Abstract

The refugee camp today has been naturalized as a product of failed international idealism and political expediency that serves as a timeless reminder of the plight of displaced peoples. This article explores the refugee camp’s origins as a product of a late Victorian imperial and military legacy and the contingencies of World War I. The use of the concentration camp as a tool to provide refuge and control displaced populations began during the war as a humanitarian measure. Part of a larger world of camps that interned civilians, prisoners of war, and refugees during World War I, the refugee camp in the Middle East existed at the crossroads of Allied military objectives and the Western-led humanitarian movement.
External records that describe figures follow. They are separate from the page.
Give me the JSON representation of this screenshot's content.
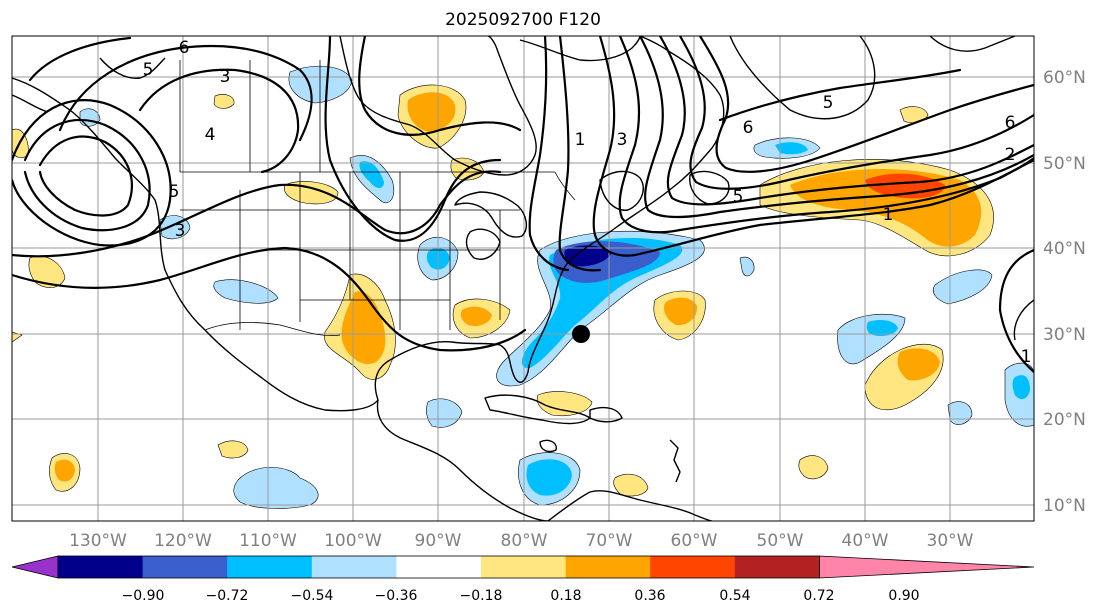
{
  "title": "2025092700 F120",
  "latitude_labels": [
    "60°N",
    "50°N",
    "40°N",
    "30°N",
    "20°N",
    "10°N"
  ],
  "longitude_labels": [
    "130°W",
    "120°W",
    "110°W",
    "100°W",
    "90°W",
    "80°W",
    "70°W",
    "60°W",
    "50°W",
    "40°W",
    "30°W"
  ],
  "contour_labels": [
    "6",
    "5",
    "3",
    "4",
    "5",
    "3",
    "1",
    "3",
    "5",
    "6",
    "5",
    "6",
    "2",
    "1",
    "1"
  ],
  "colorbar": {
    "tick_labels": [
      "−0.90",
      "−0.72",
      "−0.54",
      "−0.36",
      "−0.18",
      "0.18",
      "0.36",
      "0.54",
      "0.72",
      "0.90"
    ],
    "colors": [
      "#9932cc",
      "#00008b",
      "#3a5fcd",
      "#00bfff",
      "#b0e0ff",
      "#ffffff",
      "#ffe680",
      "#ffa500",
      "#ff4500",
      "#b22222",
      "#ff85a8"
    ]
  },
  "colors": {
    "strong_negative": "#3a5fcd",
    "very_strong_negative": "#00008b",
    "negative": "#00bfff",
    "weak_negative": "#b0e0ff",
    "weak_positive": "#ffe680",
    "positive": "#ffa500",
    "strong_positive": "#ff4500",
    "very_strong_positive": "#b22222"
  }
}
In the wake of victory in the east, the army of occupation, aid workers, and local actors fashioned the concentration camp as a site of refuge as part of an emerging international order. American relief efforts led by Near East Relief and later the League of Nations have been well studied. Less understood is how and why Britain, due to the central role it played in combat operations and eventually in dividing up the Middle East with its French ally, guided and shaped norms and conditions for dealing with displaced peoples. Ultimately, the experience of total war shaped Allied war strategy regarding civilian populations during the humanitarian crisis that engulfed the east. It produced the refugee camp as an ostensibly temporary solution to what became for many a permanent problem of statelessness.